Test-driven development (TDD) is a development process that lets you design your system with tests in mind. It’s not a substitute for software design or testing but a programming practice that involves translating requirements to test cases and executing those tests before implementing the code. TDD ensures that you understand what you are trying to build, how the pieces will fit together, and what the side effects could be. It’s a way to think through the requirements and the best design possible to implement the functionality.
Traditional software development is a linear approach where the project proceeds in a sequential manner starting from requirements gathering then analysis, design, coding, testing and deployment. Here you write your functional code first and then write the testing code, if you write it at all. This concept is often referred to as the Waterfall Model, and if you discover a critical flaw at any stage, you may not have a choice but to start all over again.
TDD completely turns this traditional development approach around. TDD methodology was developed by Kent Beck, creator of the Agile development methodology extreme programming (XP). The intention behind XP was to deliver higher quality software and responsiveness to changing business needs. TDD and unit testing evolved from extreme programming. TDD provides constant feedback and ensures that everything works as intended. Just like Agile, TDD has small iterations. The developers write test cases to cover new functionality, which guarantees immediate feedback—crucial in Agile methodology—before writing the actual code necessary to make those tests pass and then refactoring the code to make it more maintainable. It is an iterative approach where coding, writing unit tests, and refactoring are tightly interwoven.
TDD directly supports the Agile value of “Working software over comprehensive documentation.”
Red Phase: Developers create the unit tests and ensure that the test compiles. The test should fail at first as it lacks that feature.
Green Phase: After the test fails, developers make just enough code changes to make the test pass.
Refactor Phase: Once the test passes, code is refactored for any duplication in design and optimized to enhance performance without affecting external behavior of the program.
Repeat: Repeat all the above steps to accumulate unit tests for the software.

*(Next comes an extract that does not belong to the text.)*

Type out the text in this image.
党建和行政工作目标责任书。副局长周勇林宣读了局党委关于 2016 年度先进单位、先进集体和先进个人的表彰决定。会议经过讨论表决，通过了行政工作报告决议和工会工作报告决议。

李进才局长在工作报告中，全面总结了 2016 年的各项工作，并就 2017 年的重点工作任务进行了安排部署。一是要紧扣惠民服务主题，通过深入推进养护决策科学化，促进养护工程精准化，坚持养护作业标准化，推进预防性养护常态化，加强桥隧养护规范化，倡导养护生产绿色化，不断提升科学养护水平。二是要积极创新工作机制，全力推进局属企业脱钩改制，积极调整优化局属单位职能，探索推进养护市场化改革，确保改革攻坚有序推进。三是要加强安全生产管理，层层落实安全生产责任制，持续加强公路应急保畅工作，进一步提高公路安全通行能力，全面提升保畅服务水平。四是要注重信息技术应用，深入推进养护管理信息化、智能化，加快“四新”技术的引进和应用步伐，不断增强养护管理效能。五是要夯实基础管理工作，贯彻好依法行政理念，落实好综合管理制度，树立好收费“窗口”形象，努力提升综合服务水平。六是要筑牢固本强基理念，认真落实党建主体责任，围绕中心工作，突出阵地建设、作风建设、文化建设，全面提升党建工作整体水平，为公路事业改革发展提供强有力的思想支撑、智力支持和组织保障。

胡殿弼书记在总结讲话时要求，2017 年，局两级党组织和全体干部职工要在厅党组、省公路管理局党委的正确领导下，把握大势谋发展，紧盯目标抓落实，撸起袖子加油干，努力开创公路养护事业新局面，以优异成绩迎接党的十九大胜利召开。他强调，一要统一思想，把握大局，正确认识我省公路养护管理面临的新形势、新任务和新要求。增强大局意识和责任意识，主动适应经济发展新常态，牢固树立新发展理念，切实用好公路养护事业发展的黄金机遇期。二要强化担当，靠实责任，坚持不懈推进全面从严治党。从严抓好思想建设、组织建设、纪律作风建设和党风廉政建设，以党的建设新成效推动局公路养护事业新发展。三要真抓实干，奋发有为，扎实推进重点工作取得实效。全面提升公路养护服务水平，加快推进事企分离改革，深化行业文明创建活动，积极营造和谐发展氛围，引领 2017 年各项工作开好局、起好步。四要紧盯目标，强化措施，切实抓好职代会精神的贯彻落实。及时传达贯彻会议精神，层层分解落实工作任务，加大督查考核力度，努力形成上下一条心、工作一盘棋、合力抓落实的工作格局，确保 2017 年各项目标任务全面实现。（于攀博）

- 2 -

Code Quality: Promotes the development of high-quality code with significant reductions in defects.
Clear Scope: Helps define the exact required features by identifying any unwanted design or components.
Rapid Feedback: Provides a constant programming feedback loop.
Better Design: Helps ensure clean design by focusing on callable and testable operations.
High Acceptance: Tests can be easily generated from the acceptance criteria and usually meet the needs of the business.
Safety Net: Tests act as a safety net that guarantees any new changes won’t break the existing functionalities.
ROI: Cost to TDD is higher than not writing any tests at all but projects with no tests at all end up costing more in long term. No code coverage will result in more bugs and issues, which means more time spent on fixing defects than writing new features, which will result in the project being more expensive overall.
Scalable Software: Scalability comes with clean and maintainable code.
Code Documentation: Well written unit tests provide a working specification of the functional code and hence form an important part of the technical documentation.
Focus on one feature at a time and write short and readable tests.
Follow the right naming convention. Test classes should be named like implementation classes and test method names should be descriptive.
Write independent tests. Do not introduce dependencies between tests.
Tests should execute fast. Fast tests allow finding problems quicker and getting fast feedback.
Use mocks to reduce coupling. Unit tests should not depend on live objects as it can slow down the test execution speed.
Prefer ‘equals’ assertions to keep the tests simple.
It is important to understand where TDD can be helpful. For example, it won’t make too much sense when you do UI design changes or database changes.
Slower Speed: As the developers are more focused in writing unit test for features, it will result in slower development of code.
Learning Curve: Developers should know how to write unit tests. Lack of proper skillset can lead to redundant tests. Also, writing too large or coarse-grained tests is a common mistake.
Dependencies: Unit tests often have external dependencies, so they can be difficult to maintain.
Test Maintenance: Writing the tests is not enough. The tests should be maintained as the code evolves.
Code coverage is a metric in software testing that tells you how much of your code has been covered by tests. If code coverage is 80%, it means 20% of the code is untested. Unit testing is the primary vehicle for driving code coverage. This also exposes the dead code—untested or under-tested parts of the application—providing an extremely powerful insight into risks. While high code coverage does not guarantee appropriate use of TDD, coverage below 80% is likely to indicate a lack in the quality of code.
TDD is not a cure-all and doesn’t replace testing, but it’s an evolutionary approach to development that focuses on writing clean code that works. To successfully implement TDD, you must learn to take small steps when writing code and be persistent if you want the numerous benefits in terms of cost-efficiency in the long run and delivering true value to business.